As conditions on the nation's Death Rows become less humane, more and more prisoners are asking to be executed early. Death penalty opponents believe that the tough conditions and the virtual isolation from human contact are pushing prisoners so far into depression and mental illness that death becomes an attractive option.

Late in 2001, there were approximately 3,700 men and women on Death Rows in 38 states and in the federal prison system.

According to Amnesty International, 90 people had "volunteered" for execution since the U.S. Supreme Court removed the barriers to capital punishment in 1976. Two-thirds of these "voluntary" executions were carried out since 1994. Many lawyers working on death penalty cases point to the increasingly harsh environment on Death Row as the primary reason for the jump in voluntary executions.

An Arizona lawyer who asked not to be named commented on the situation in his state: "At some point, prisoners can no longer live like that and still be human or feel human emotions.
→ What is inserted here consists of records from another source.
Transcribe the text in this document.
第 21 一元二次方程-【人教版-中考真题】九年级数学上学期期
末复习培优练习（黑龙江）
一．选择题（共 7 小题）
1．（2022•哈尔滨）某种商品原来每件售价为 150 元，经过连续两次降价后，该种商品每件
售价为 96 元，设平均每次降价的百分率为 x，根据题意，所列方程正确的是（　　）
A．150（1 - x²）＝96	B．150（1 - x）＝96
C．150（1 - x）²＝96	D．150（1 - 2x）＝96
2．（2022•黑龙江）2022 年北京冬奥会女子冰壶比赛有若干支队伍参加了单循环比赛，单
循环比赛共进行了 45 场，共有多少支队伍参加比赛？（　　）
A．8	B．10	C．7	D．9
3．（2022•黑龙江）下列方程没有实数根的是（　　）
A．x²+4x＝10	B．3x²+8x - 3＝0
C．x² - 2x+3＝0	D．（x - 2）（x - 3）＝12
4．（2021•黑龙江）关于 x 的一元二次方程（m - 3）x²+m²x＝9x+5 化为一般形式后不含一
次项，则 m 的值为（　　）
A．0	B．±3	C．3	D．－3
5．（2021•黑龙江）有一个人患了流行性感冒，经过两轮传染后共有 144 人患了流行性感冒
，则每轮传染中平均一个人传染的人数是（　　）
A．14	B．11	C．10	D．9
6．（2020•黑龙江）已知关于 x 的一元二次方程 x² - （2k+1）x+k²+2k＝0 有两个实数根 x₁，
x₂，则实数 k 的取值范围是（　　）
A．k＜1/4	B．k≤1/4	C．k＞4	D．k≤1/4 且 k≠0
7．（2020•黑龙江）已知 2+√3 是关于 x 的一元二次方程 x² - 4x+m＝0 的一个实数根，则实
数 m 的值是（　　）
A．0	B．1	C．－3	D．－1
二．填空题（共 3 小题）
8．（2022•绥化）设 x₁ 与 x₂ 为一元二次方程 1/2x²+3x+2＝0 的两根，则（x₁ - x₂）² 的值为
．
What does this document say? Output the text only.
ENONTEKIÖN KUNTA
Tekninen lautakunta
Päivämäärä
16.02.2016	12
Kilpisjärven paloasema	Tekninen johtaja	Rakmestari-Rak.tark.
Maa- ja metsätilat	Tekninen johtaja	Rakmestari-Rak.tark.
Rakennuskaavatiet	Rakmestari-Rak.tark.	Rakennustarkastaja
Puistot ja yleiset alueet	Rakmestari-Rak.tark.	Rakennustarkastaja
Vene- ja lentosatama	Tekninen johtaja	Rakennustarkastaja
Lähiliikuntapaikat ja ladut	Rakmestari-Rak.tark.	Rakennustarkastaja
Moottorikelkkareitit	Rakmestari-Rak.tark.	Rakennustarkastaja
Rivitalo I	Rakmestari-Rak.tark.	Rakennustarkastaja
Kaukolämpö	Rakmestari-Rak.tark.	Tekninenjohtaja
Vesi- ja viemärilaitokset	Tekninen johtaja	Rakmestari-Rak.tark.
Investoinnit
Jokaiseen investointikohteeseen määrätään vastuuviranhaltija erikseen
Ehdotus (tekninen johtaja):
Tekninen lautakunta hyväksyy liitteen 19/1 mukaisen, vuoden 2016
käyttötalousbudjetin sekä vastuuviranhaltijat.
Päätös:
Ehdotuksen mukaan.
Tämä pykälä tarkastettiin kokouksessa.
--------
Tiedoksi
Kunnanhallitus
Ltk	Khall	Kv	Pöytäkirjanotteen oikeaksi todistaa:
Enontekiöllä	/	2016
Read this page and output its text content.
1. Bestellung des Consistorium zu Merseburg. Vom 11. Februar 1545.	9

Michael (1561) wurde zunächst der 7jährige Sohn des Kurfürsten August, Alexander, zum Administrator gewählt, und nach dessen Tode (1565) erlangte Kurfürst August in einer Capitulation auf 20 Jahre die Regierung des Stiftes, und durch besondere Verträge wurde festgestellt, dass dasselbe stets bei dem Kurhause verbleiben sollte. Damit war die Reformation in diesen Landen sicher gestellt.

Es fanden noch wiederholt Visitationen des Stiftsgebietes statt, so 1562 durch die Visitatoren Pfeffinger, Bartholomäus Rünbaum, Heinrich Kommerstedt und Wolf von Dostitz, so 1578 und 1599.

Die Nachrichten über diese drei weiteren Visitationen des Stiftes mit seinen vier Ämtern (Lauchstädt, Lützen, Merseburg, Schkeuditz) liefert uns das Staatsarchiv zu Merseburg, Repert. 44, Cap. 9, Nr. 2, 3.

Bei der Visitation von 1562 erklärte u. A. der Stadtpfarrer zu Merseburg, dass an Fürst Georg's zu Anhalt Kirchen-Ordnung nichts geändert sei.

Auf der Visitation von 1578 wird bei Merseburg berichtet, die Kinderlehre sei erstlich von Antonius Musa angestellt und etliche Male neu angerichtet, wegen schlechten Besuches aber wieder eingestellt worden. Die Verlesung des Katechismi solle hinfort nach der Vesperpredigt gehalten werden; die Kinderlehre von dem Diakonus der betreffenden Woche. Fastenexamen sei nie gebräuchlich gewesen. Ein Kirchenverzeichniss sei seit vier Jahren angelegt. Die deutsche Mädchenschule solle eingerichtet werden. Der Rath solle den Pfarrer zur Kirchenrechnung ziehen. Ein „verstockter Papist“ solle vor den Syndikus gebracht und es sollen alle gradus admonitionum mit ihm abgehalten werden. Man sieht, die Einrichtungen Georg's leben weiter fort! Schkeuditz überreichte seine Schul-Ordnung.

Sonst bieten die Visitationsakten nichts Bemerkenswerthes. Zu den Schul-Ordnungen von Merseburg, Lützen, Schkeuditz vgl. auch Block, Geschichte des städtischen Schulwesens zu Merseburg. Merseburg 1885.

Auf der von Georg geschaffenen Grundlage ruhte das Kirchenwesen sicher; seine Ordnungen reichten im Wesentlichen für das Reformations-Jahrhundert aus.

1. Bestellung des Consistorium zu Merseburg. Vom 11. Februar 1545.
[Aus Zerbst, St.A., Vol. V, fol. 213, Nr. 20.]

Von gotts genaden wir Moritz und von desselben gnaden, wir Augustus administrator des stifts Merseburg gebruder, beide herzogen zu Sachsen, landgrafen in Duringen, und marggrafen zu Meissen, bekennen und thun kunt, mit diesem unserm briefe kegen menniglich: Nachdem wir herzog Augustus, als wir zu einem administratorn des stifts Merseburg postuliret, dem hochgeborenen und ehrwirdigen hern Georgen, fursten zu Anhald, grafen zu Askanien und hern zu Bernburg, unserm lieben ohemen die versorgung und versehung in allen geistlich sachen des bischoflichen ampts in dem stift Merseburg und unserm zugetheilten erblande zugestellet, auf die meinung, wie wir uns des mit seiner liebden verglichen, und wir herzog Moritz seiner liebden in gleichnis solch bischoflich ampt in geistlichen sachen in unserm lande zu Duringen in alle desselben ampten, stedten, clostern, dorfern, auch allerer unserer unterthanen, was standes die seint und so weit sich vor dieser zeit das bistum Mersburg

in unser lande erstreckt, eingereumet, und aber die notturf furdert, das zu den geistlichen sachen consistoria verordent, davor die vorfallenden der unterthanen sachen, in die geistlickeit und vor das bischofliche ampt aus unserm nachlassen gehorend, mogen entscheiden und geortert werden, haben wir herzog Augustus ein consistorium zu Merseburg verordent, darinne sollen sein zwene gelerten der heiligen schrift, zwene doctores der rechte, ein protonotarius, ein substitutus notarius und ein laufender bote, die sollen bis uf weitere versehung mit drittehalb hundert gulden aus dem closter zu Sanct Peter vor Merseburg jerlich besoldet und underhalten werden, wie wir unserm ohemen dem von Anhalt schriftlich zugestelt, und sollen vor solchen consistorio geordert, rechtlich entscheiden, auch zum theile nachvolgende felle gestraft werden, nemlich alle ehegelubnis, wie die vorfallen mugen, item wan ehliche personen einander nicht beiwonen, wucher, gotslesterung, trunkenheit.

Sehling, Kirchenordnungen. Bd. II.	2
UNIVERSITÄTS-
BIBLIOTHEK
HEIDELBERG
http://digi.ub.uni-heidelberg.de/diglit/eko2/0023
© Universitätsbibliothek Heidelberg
An inner deadness sets in. The environment on Death Row not only makes you want to die but gives you the feeling you have no choice."

A former guard on Texas' Death Row said he understood why prisoners wanted to die. "Quite a few of them feel that way and I don't blame them. They are treated inhumanely,'' said the guard, who resigned late last year because he found the work distasteful.

Yolanda Torres, a Texas death penalty defense lawyer, said: "With inadequate medical and psychiatric attention, I have seen rapid deterioration and personality changes in these men which is what's leading to volunteerism."

"It's distressing that the only time you can get what amounts to a state-assisted suicide in the U.S. is on Death Row," noted Abrabam Bonowitz, director of Floridians for Alternatives to the Death Penalty. At last count, four voluntary executions were in the Florida pipeline.